Comparison of LIC vs Mutual Fund
Following is the difference between mutual funds vs LIC plans
Features | LIC | Mutual Funds |
Meaning | A pure protection strategy like life insurance will provide your family with financial security in the event of your untimely passing. | A pool of investments from many institutions and people is what gives rise to the financial instrument known as mutual funds. |
Purpose | A conventional life insurance policy’s primary goal is to secure the financial future of the policyholder’s family in the event of an unexpected death. | Mutual funds’ primary goal is to increase the return on your assets so that you may achieve your long-term financial objectives. |
Liquidity | Through its lending facility, it manages liquidity | Investors are always free to sell their shares. |
Risk involved | Comparatively speaking, life insurance is less risky than the alternatives. | The risk involved is substantial since investments made through mutual funds are susceptible to market hazards. |
Tenure | The policy has an established policy tenure. | The tenure of mutual funds is nonexistent.
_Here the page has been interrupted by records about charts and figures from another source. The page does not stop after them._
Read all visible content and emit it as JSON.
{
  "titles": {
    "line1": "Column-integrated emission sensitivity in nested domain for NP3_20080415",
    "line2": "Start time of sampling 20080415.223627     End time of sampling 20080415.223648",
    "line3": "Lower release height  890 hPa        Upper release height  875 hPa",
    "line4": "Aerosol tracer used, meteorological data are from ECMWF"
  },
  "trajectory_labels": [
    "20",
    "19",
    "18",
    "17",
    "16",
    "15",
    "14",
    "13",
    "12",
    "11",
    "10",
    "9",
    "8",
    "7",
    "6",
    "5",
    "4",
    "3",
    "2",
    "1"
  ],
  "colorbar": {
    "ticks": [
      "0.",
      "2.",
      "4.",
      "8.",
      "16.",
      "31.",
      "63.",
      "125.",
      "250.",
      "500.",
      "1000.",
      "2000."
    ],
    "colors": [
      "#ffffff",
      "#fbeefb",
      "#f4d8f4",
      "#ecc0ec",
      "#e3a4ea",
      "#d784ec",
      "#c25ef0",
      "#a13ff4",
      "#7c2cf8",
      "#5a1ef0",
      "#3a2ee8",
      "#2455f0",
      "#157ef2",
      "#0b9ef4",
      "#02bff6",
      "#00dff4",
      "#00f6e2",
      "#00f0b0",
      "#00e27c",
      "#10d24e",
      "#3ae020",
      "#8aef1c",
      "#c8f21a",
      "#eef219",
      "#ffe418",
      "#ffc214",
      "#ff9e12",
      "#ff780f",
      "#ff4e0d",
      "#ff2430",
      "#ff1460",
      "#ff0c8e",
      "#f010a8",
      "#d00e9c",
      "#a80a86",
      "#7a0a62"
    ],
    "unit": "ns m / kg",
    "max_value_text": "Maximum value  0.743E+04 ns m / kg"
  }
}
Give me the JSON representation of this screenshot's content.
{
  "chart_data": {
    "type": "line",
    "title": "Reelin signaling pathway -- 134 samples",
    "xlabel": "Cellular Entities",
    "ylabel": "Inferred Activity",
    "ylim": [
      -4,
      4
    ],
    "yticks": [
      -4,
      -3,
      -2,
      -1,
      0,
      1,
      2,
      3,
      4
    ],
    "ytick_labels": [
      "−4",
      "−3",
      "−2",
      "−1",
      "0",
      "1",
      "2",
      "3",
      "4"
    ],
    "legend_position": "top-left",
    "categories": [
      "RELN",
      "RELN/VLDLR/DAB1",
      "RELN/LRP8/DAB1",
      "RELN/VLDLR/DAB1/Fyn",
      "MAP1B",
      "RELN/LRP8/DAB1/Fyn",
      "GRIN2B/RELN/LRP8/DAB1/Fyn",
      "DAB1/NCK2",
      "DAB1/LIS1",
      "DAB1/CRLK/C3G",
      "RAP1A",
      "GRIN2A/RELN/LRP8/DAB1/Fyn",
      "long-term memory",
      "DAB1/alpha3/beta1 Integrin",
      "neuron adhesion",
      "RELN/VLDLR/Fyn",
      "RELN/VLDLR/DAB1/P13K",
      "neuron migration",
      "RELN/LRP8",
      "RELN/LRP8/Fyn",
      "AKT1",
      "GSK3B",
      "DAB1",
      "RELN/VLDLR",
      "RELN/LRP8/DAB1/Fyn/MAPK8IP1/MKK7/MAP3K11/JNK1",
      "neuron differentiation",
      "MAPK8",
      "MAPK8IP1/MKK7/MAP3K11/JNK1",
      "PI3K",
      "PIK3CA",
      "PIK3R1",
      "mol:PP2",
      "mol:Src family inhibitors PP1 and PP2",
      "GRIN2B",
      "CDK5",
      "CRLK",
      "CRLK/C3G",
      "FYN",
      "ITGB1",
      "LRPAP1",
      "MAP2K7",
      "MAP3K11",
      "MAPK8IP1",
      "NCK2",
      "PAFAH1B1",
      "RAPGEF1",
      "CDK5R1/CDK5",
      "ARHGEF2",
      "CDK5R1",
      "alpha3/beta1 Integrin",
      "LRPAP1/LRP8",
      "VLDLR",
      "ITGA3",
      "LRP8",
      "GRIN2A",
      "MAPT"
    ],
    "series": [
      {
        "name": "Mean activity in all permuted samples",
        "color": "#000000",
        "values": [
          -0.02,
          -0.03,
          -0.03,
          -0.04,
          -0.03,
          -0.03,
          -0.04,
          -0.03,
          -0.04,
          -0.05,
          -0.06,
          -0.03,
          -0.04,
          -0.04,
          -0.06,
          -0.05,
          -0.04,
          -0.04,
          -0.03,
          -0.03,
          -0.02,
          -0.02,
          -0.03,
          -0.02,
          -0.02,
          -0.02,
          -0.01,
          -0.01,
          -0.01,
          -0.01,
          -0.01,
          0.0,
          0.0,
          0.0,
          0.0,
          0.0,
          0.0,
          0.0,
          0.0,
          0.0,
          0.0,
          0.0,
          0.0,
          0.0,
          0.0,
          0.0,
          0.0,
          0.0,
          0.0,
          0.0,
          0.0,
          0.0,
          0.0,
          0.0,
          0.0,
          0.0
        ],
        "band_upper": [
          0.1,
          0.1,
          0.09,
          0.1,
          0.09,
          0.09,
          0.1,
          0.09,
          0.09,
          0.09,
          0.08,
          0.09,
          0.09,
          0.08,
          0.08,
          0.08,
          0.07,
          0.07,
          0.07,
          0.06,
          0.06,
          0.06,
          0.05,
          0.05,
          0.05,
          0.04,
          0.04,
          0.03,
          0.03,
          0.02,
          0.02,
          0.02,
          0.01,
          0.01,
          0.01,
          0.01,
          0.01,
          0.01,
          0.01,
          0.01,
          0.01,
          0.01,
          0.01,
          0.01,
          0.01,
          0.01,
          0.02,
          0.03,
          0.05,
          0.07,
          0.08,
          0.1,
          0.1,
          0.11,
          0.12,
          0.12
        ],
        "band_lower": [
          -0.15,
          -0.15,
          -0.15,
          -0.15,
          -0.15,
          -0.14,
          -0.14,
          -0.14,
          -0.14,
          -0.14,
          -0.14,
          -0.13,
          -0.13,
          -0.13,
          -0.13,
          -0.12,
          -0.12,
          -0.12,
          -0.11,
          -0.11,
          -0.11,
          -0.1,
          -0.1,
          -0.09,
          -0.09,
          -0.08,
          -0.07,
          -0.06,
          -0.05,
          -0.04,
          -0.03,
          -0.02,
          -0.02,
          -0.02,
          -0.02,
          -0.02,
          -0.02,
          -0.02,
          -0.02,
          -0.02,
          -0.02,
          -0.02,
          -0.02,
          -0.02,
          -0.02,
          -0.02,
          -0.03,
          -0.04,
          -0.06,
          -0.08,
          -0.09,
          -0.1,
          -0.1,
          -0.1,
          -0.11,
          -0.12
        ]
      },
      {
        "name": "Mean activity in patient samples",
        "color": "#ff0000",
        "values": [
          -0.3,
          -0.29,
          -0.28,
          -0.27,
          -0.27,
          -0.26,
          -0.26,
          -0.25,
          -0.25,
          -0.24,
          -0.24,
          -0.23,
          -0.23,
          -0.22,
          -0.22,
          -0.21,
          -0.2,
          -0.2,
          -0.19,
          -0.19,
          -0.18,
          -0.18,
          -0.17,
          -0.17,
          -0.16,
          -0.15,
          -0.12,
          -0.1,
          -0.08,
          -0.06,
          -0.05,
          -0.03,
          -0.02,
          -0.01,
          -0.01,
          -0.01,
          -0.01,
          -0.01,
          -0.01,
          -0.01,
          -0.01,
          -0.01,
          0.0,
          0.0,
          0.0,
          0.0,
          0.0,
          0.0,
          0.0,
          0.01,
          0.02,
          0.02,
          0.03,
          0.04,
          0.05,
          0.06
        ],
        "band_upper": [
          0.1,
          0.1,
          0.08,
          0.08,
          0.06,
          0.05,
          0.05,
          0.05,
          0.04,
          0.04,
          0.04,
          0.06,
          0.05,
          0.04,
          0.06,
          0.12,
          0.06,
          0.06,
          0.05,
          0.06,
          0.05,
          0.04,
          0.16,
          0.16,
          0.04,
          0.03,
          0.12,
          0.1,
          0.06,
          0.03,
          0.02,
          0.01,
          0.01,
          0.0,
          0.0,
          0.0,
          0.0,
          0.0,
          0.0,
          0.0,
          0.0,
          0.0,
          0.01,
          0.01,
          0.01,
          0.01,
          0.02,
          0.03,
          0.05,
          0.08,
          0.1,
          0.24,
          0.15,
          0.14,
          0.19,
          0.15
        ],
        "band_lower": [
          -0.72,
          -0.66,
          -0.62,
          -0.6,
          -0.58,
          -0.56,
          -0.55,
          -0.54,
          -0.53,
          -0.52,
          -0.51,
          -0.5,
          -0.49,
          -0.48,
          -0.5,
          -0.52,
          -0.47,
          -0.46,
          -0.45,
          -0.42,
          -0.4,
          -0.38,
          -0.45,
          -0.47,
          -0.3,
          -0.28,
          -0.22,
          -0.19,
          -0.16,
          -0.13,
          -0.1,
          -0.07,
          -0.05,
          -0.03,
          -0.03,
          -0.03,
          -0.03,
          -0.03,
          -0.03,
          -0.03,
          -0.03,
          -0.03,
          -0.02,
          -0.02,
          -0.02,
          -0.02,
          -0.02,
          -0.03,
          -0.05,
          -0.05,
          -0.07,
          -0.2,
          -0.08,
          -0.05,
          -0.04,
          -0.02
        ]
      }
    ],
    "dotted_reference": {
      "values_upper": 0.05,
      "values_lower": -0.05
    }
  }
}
Any amount can be invested at any time. |
Returns | Returns vary depending on the type of insurance but are often modest in comparison to investments. | Long-term returns are much higher |
Rider benefit | The policy has additional rider benefits. | Mutual funds do not offer rider perks as such. |
Diversification | When you put all of your money into one plan, there is no way to diversify your investments. | Mutual funds include a variety of securities, which broadens the investor’s portfolio. |
Tax benefits | Section 80c of the Income Tax Act of 1961 exempts up to INR 1.50 lacs in premium payments from taxation. | Only section 80c of the Income Tax Act of 1961 applies to ELSS mutual funds when it comes to tax exemptions. |
LIC vs Mutual fund. Which is better?
Life insurance is a must. In the case of the insured’s untimely death, it offers the family financial security. But investment is just as significant.
It aids in the development of a corpus that enables one to live comfortably and achieve all of one’s ambitions. People frequently mix up their needs for investments with insurance, which is a mistake.
Financial experts advise investing in mutual funds and purchasing term insurance for insurance needs as a cheaper alternative that will also contribute to long-term wealth growth.
Since SEBI regulates mutual funds and also establishes an upper ceiling on the expense ratio, the costs are capped.
Mutual funds also have the potential to provide better returns than life insurance plans with an investment option since they invest in a variety of asset classes.
Each person has their own style of thinking and attitude while making investment plans. Some people desire financial security, whilst others desire higher returns.
Before making any type of investment, including those in mutual funds or LIC policies, it’s crucial to evaluate your financial situation.